Reading something or hearing someone real may have in some way put me on notice.
Then again, maybe it wouldn’t have done anything. Quite possibly I may have scrolled past the story or blog from another mum telling their story, in the same way I am sure many will do this one. Nevertheless, I really wish I hadn’t.
Like many first-time mums I absorbed myself in ‘getting ready’ for the baby. Not realising that a babymoon, baby shower, maternity photo shoot or endless justifications as to why I needed to purchase something or other would do very little for the challenge that lay ahead.
The most I had done in those weeks was visualise what it be like. I was breastfeeding my baby in our perfectly put-together nursery with the quintessential grey rocking chair to match. In that moment, I was playing out the perfect bonding experience as everyone would put it.
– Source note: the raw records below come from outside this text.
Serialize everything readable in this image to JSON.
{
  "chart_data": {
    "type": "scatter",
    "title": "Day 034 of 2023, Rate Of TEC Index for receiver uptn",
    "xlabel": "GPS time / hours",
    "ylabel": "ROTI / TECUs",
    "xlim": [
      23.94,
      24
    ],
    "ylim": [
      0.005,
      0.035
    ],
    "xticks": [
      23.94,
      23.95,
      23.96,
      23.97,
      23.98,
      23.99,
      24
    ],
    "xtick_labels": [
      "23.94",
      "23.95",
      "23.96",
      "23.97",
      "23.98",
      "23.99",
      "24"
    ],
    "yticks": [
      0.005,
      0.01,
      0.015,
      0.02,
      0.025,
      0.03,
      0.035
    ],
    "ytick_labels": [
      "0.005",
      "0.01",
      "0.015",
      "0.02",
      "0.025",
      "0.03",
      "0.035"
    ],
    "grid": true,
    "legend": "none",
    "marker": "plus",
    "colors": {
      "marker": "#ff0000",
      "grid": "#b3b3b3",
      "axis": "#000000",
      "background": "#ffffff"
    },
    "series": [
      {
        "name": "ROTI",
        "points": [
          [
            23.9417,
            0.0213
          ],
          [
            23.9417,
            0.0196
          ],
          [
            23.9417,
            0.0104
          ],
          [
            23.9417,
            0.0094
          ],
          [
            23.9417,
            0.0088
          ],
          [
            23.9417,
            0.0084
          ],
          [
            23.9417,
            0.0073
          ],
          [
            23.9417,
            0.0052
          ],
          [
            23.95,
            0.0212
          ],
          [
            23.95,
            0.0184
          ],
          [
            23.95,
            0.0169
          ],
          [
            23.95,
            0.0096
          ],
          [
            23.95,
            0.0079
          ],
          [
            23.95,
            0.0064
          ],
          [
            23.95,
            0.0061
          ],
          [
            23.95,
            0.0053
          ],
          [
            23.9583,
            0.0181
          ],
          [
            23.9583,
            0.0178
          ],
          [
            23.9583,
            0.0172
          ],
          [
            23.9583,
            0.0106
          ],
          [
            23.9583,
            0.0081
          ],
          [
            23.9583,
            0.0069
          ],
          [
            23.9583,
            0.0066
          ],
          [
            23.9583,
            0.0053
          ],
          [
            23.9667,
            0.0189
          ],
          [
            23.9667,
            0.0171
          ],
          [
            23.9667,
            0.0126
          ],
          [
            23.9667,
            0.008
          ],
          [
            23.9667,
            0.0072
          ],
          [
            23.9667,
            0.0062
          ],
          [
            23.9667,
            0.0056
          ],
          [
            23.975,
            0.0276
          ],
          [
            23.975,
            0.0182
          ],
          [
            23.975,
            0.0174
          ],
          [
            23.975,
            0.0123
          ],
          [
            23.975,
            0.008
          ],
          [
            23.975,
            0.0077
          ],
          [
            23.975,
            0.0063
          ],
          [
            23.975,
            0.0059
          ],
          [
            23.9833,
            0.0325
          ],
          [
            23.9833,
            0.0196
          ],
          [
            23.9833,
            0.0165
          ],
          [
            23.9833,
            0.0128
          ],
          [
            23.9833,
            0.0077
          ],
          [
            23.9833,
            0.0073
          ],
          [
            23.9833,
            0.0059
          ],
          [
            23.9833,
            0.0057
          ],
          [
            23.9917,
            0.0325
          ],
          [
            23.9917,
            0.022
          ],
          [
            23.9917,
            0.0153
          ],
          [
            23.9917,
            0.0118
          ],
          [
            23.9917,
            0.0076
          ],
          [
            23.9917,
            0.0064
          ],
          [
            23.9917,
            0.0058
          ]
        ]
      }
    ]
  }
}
To me, I would now call that a fantasy world.
The only thing I did in that nursing chair for the first 6 weeks was sob. Sob as my baby fussed, latched, unlatched and squirmed every time he was put on the boob.
He would scream in hunger and frustration; it just wasn’t working the way it was supposed to. I attempted all avenues to increase my supply, expressed every 3 hours (even overnight), took 6 tablets a day and tried just about every herbal product on the market. I went to breastfeeding clinics, sought lactation advice, only to have to sit there and watch women spilling milk on their bubs’ faces. Meanwhile, I was asked by the nurse if I had brought a bottle as my little one was clearly distressed with what was on offer.
Yep! Reality hit me: I was in a breastfeeding class formula-feeding my baby.
I wasn’t angry or upset at the nurse because I knew myself it was the right advice, but it still sucked the life out of me, if everything else about having a newborn hadn’t already.
Then there is the dreaded question, “how is it all going?”.
I can’t even remember how many times I was asked this, but I do remember the nurse from the clinic ringing me at home with this question. I just broke down, the same way I reacted when pretty much anyone asked this question. I didn’t have the heart to tell her that for the last 5 days I had been expressing milk and freezing it, as my baby was much more content with a bottle of thickened formula.
Two long weeks of expressing and stashing passed; meanwhile, my little one was exclusively bottle-fed.
What was I doing, and who was I doing it for?!